I think this is not the direction we would want to see for this disease. I also have to say that there are a lot of caveats here and that this was not designed. The study was not designed to measure stage at true diagnosis, nor was it designed to measure incidence of lung cancer. We need to look to some of our population registries like the SEER database to really get more reliable data there because in our network, we are already seeing all patients with cancer. We are not seeing any patients who do not have cancer or who are being screened for cancer, so we just do not have the populations to be able to comment on screening, efficacy, or things like that.
To be clear, screening was not assessed in the study; it was not the objective of the study. There can be database or other types of population referral factors that are driving the trends that we are seeing here. By that, I mean, we know the US Oncology Network was growing dramatically over this time and was increasing in size, and it seemed that the US Oncology Network, the patients that were being added to the network, were more disproportionately later-stage. It is not clear why that is, whether that is a true kind of population issue or whether it is something about the types of health systems or networks that we were onboarding to our network at that time.
What do you consider to be the next steps from this research?
I think there are a few different directions, some of which are relevant for the US Oncology Network, some of which are relevant more broadly for the US population, and especially those interested in cancer prevention. Within the US Oncology Network, I think a key next step or implementation step is making sure the Network is aware of this trend. Because, as I mentioned, we need to make sure that the right supports are there for patients with stage III, stage IV disease. That is a different set of supports for patients that are early stage. It is important to be able to marshal those resources for those patients.

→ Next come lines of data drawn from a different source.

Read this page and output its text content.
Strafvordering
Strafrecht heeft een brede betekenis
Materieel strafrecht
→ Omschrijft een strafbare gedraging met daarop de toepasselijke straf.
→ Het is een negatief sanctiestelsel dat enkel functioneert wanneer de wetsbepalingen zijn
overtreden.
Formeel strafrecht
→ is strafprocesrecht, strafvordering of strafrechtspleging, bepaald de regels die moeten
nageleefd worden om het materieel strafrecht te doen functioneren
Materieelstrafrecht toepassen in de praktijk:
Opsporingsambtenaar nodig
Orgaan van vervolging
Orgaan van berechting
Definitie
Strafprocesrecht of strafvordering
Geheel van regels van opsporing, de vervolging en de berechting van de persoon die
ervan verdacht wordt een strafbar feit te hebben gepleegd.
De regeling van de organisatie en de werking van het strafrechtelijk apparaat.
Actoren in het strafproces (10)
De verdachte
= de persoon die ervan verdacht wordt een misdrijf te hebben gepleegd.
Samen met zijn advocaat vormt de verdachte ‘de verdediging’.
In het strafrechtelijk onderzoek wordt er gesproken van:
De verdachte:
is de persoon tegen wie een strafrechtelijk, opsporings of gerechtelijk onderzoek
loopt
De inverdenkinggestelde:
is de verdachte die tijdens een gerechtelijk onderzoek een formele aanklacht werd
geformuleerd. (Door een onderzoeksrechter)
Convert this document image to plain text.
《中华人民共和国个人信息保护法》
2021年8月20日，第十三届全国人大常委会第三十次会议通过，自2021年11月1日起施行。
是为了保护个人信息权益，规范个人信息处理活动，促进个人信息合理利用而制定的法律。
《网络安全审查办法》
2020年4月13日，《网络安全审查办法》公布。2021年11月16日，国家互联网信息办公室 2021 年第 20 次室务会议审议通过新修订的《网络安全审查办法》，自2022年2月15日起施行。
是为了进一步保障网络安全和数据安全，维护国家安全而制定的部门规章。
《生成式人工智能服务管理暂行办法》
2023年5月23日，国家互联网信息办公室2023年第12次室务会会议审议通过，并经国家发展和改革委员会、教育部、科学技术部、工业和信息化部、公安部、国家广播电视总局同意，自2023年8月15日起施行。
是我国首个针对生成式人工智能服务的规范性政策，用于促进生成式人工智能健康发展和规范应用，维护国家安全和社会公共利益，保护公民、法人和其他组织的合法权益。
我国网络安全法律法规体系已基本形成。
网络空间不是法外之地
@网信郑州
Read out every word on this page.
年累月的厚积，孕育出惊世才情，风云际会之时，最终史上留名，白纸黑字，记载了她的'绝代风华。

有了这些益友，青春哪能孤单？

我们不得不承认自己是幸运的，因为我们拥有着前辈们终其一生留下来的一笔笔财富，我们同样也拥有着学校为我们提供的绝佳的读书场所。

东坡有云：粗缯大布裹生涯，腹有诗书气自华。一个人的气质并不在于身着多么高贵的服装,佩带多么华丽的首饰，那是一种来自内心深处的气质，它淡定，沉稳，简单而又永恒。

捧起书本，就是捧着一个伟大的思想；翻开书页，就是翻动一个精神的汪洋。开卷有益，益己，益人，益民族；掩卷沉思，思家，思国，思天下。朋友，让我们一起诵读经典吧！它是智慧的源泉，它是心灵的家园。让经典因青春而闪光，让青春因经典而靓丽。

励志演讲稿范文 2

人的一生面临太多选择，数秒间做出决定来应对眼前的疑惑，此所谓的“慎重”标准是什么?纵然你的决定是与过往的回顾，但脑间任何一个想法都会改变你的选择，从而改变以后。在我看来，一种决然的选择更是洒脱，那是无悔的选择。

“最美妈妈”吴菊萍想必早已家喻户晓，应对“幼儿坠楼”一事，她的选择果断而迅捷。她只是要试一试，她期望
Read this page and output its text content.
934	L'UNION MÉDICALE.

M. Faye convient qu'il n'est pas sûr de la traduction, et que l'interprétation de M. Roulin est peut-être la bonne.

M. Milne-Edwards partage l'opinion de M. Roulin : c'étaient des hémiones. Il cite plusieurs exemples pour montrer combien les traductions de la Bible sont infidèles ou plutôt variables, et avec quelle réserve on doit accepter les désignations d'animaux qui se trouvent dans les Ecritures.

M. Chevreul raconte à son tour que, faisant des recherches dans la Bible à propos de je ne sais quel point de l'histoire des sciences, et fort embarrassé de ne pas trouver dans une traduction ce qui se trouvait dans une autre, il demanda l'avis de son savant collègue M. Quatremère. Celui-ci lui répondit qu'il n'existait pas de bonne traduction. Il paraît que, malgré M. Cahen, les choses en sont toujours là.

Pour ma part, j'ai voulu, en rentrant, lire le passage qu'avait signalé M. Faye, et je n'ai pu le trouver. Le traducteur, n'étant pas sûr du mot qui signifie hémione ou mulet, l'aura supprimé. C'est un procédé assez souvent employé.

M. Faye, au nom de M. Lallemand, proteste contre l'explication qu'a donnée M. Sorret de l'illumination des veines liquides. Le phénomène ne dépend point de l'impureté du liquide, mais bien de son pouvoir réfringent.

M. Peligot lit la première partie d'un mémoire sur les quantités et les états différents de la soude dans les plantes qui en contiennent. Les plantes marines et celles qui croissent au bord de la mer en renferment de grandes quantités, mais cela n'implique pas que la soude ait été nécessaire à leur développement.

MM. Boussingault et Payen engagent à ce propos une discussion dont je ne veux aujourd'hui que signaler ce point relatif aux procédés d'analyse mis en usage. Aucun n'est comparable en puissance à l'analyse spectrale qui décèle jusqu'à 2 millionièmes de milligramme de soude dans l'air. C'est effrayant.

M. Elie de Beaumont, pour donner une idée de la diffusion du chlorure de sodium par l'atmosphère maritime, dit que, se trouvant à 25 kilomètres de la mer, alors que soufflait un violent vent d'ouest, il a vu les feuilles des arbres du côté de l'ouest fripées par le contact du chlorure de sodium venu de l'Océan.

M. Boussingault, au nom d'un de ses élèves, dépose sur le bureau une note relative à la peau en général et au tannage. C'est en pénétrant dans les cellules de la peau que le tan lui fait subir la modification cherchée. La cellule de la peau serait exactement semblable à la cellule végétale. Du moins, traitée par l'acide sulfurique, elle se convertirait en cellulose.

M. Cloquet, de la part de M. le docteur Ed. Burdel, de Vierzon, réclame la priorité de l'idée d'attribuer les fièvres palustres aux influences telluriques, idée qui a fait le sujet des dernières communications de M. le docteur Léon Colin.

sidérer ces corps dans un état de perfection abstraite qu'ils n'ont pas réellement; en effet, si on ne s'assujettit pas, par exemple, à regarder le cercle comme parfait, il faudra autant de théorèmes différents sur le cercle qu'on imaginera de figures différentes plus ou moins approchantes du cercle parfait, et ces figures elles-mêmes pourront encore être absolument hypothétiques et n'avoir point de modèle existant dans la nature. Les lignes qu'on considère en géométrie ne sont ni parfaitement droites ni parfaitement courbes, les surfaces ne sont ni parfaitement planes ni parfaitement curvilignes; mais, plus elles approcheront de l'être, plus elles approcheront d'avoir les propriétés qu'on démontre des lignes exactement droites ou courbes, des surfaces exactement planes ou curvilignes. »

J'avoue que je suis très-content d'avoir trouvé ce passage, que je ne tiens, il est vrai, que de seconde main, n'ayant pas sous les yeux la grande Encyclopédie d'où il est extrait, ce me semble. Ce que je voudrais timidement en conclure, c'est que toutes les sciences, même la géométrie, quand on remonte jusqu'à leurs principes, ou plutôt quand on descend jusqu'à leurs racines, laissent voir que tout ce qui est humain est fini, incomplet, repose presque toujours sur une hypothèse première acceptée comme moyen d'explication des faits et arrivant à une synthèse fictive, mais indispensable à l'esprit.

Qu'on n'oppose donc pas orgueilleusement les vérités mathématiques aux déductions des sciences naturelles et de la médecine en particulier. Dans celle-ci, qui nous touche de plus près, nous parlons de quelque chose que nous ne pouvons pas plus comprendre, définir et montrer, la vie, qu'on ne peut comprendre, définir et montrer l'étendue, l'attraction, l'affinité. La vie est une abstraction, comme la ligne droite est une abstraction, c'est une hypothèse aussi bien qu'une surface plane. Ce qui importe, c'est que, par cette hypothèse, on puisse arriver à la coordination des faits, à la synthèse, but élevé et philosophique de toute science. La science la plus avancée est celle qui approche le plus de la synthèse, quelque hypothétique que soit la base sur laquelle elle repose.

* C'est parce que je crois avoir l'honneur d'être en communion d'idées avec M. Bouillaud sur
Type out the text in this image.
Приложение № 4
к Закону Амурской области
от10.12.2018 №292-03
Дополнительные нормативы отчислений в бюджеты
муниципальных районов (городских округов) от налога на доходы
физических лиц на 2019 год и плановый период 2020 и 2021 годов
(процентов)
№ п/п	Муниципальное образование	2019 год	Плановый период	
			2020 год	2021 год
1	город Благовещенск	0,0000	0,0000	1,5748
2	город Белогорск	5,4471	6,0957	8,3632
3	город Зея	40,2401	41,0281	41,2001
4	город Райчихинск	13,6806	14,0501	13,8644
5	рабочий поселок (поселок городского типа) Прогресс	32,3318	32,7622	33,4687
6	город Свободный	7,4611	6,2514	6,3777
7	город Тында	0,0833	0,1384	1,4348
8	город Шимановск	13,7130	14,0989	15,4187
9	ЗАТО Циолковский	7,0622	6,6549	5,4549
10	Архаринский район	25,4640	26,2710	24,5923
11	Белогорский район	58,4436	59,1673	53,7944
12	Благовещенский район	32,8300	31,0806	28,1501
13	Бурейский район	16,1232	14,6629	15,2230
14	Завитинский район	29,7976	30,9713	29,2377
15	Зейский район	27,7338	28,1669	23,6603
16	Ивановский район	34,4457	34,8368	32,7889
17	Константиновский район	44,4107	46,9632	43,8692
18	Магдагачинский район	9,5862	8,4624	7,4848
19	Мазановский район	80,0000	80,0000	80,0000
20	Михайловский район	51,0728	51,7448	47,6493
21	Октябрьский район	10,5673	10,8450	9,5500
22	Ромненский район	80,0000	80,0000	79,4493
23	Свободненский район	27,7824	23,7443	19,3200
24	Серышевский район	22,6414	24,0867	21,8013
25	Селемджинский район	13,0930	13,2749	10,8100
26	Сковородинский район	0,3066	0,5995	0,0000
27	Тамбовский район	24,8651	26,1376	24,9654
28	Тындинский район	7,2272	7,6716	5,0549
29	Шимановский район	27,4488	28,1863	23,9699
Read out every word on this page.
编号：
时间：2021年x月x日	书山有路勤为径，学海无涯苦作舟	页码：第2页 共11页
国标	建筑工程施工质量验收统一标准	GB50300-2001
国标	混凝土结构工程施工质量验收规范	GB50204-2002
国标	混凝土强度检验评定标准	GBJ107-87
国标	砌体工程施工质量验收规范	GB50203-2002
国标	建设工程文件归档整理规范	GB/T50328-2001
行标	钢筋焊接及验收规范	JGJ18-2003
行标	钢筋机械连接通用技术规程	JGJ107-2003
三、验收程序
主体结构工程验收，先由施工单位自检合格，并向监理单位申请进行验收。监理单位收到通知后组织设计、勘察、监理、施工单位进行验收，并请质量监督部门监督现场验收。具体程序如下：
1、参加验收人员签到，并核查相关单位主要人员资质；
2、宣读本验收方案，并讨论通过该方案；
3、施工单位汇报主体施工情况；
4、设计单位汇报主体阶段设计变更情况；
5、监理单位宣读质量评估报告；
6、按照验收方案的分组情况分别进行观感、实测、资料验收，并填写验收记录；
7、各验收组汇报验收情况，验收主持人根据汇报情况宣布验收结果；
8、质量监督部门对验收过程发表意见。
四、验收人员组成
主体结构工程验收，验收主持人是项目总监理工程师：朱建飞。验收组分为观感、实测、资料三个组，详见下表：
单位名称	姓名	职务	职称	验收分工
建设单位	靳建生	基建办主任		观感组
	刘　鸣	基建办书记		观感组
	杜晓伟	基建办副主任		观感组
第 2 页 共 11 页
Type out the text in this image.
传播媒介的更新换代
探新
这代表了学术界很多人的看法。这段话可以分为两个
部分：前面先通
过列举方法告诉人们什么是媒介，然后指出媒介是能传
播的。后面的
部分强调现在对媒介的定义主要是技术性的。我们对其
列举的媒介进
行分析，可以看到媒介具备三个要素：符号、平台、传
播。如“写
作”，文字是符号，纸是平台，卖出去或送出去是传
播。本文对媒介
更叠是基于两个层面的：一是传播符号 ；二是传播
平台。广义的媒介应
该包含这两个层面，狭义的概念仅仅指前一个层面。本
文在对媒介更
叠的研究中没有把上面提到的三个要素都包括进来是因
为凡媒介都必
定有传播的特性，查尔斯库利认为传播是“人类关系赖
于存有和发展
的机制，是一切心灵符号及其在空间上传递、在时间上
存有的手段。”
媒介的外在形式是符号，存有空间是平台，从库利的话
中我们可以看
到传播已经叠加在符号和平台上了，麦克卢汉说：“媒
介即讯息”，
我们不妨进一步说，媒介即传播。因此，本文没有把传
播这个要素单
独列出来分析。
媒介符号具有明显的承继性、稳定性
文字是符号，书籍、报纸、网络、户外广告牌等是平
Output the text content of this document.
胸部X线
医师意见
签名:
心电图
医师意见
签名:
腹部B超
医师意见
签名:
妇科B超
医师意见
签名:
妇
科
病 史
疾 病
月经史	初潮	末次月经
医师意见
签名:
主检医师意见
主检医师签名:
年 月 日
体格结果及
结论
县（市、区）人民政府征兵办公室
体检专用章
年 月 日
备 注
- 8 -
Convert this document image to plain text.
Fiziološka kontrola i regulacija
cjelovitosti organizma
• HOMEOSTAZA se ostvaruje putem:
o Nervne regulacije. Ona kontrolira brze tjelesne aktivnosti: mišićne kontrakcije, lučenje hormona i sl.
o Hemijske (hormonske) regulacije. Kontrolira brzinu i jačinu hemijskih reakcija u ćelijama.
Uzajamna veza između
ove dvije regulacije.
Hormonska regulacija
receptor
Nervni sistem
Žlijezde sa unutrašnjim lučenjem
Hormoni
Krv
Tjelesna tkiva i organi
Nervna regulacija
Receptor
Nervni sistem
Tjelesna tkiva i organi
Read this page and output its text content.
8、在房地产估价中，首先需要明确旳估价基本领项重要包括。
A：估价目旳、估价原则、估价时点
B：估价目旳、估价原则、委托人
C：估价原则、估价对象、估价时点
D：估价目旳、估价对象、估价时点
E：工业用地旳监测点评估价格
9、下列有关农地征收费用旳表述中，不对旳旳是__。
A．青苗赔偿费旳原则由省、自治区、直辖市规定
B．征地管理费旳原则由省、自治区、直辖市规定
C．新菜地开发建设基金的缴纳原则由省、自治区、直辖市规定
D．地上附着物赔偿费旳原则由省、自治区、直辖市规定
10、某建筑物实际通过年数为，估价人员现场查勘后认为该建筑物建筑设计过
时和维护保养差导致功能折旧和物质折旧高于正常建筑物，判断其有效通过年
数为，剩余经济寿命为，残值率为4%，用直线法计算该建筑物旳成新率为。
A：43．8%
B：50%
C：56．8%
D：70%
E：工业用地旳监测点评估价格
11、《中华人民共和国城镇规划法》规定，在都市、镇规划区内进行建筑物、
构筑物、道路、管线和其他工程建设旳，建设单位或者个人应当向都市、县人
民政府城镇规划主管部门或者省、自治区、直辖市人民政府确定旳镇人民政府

I think the second piece within the Network is a question that people are asking everywhere, not just for lung cancer, but are some of the stage shifts that we are seeing, perhaps secondary to the pandemic, going to come back down? Or when are they going to come back down? As I mentioned, the data that I have access to cannot directly interrogate that question; we can only see downstream effects about who is presenting to the Network. But that is a question of intense interest in the cancer epidemiology community and the cancer prevention research community, and it varies for different diseases, different types of cancer.
Every human who has breast is recommended to get breast cancer screening, and everyone with a colon is recommended to get colorectal cancer screening. That is different than lung cancer, where there is, at this point, only risk-based screening guidelines for people that are current or former smokers. That is all to say we expect different impacts of a hiatus from screening during the pandemic across different diseases. But that is an area of peak interest. What is the degree of the stage shift to the pandemic? And when is it going to return to what it was prepandemic? So those are 2 big follow-ups.